Park’s speech came 34 days after the Sewol sank off the country’s southwestern coast on April 16. The disaster left more than 300 dead or missing.
The president apologised to the people for the government’s poor response in several events since late last month. But she has been under escalating public criticism for apologising in a manner that was seen as informal and reluctant.
The Sewol tragedy has put Park’s leadership into question as her approval rating has dropped from 60 per cent to slightly over 40 per cent, the lowest since she took office last year.
Park’s new apology Monday was viewed as an attempt to stabilize the state affairs and placate the public anger over the government’s chaotic response to the disaster.
During her speech highly charged with emotion, the president said the nation should move on from the tragedy by joining forces to fight against corruptive practices and tradition deeply rooted in sectors of society, which have been blamed for causing a manmade disaster like the Sewol.
“(For me) it has been days of agony and guilt. ... The sinking of the Sewol will leave an indelible scar on the nation’s history. However, if we build a truly safe Republic of Korea, it can also go on record as a new history. I believe such heavy responsibilities are given to all of us.”
At the end of her 24-minute speech, Park wept as she listed the names of nine ferry victims who were killed or went missing while trying to save others.
“I believe they are the true heroes of our times,” she said, her voice choking. “To comfort the souls of the victims and to ruminate the importance of safety, I propose to designate April 16 as National Safety Day.”
The president said the Coast Guard’s rescue efforts failed, and all of its functions would be transferred to other agencies including the new Ministry of National Safety that she previously proposed.
“(The Coast Guard’s) functions of investigation and intelligence will be transferred to the National Police Agency, and its roles of rescue operations and maritime security will be moved to the new ministry of national safety to greatly reinforce the professionalism and responsibility over maritime safety,” she said.
The Coast Guard has come under scrutiny for its poor initial response that it could have saved more lives if officials had made more rescue efforts as the ferry was sinking. The president also lashed out at the related ministries of security and maritime affairs, saying they have also failed to protect the lives of the people. Their key roles will be turning to the new ministries to be launched under the Prime Minister’s Office.

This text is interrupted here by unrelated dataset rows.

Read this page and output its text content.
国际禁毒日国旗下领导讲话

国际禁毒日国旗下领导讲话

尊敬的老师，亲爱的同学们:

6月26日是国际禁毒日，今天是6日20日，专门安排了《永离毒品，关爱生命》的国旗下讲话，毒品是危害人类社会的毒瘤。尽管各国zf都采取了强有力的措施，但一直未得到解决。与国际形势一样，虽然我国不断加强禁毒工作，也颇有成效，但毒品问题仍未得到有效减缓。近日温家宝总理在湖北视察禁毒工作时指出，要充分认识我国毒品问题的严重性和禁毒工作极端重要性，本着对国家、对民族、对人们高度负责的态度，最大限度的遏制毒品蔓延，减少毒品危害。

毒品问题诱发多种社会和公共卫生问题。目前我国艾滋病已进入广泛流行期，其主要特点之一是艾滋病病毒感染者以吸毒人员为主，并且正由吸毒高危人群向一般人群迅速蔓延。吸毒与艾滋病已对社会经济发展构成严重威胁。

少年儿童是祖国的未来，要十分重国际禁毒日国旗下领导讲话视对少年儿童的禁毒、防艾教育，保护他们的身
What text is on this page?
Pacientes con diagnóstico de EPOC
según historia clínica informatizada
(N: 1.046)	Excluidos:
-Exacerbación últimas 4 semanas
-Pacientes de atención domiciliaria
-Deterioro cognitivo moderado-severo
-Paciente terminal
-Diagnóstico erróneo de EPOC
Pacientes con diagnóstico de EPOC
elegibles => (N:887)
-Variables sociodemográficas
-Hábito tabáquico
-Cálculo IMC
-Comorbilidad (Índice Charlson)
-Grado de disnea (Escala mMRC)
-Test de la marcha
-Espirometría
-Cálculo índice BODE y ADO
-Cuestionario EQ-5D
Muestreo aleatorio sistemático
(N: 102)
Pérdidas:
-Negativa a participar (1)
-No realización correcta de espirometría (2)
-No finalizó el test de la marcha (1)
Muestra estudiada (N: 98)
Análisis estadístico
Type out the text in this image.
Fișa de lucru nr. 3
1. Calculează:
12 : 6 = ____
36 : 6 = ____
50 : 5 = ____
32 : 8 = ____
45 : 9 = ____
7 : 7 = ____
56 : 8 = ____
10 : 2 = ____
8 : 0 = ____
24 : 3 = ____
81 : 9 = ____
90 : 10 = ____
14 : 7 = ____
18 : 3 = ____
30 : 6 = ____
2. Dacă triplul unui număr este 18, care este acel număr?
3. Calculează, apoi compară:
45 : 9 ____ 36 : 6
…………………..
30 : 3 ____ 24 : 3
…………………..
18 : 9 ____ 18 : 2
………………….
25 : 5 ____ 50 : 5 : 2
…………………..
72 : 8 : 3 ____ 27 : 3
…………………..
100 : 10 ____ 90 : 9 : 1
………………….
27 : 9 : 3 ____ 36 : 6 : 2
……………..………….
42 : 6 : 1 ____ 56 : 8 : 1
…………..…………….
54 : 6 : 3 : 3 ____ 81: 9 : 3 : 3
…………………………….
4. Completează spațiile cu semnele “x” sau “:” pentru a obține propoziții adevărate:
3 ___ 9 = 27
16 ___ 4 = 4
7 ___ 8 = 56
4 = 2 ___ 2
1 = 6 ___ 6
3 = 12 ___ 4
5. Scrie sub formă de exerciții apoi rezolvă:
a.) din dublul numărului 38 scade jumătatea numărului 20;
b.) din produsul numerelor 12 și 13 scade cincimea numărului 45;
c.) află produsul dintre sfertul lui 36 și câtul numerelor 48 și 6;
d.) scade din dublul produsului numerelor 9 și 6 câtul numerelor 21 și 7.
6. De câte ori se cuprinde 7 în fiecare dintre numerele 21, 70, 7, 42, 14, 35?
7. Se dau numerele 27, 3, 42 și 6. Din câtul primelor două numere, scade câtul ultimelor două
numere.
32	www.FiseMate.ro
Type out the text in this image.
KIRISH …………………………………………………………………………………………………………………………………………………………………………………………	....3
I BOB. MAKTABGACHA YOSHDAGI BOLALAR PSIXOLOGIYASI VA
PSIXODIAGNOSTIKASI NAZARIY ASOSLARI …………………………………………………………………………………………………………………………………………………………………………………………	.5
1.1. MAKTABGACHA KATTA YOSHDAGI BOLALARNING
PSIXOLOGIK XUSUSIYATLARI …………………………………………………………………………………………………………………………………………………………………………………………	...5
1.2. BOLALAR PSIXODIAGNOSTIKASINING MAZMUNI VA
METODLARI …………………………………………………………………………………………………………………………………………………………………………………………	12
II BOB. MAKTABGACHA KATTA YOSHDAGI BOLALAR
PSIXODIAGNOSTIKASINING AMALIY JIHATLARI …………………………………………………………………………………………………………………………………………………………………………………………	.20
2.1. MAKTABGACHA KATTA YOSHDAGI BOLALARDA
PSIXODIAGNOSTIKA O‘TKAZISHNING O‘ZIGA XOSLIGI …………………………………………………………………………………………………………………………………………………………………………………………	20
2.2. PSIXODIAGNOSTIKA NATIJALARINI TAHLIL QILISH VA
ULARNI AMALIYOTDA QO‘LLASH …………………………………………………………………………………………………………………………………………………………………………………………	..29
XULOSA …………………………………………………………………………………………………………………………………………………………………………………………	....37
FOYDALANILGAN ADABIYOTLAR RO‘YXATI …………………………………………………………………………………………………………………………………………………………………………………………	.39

In a clear gesture to embrace demands both from the opposition party and the victims’ family, the president also proposed a truth-finding committee comprising ruling and the opposition party members and civilian experts. The main opposition party has called for a parliamentary probe into the disaster while representatives of victims’ families requested Park to form a civilian-led probe into the ferry sinking.
The president also vowed to crack down on businesses suspected to pose a threat to customers’ safety, like Chonghaejin Marine Co., the ill-fated ferry’s operator, and put an end to corrupt ties between government officials and businessmen in related industries.
“This accident shows how an abnormal practice of business ties between the government and the civil sector can leave the nation suffering in a gigantic catastrophe,” she said.
“I will, without fail, accomplish the reform drive to normalize the abnormal (practices) and break the chain of ties between officials and civilians that have threatened the people’s lives.”
To end a bureaucratic tradition of placing retired government officials to heads of related agencies or businesses, Park said she would not name them to lead organizations and agencies tasked to oversee safety regulations. She said she would propose a revision of a related law to limit officials to take posts after their retirement.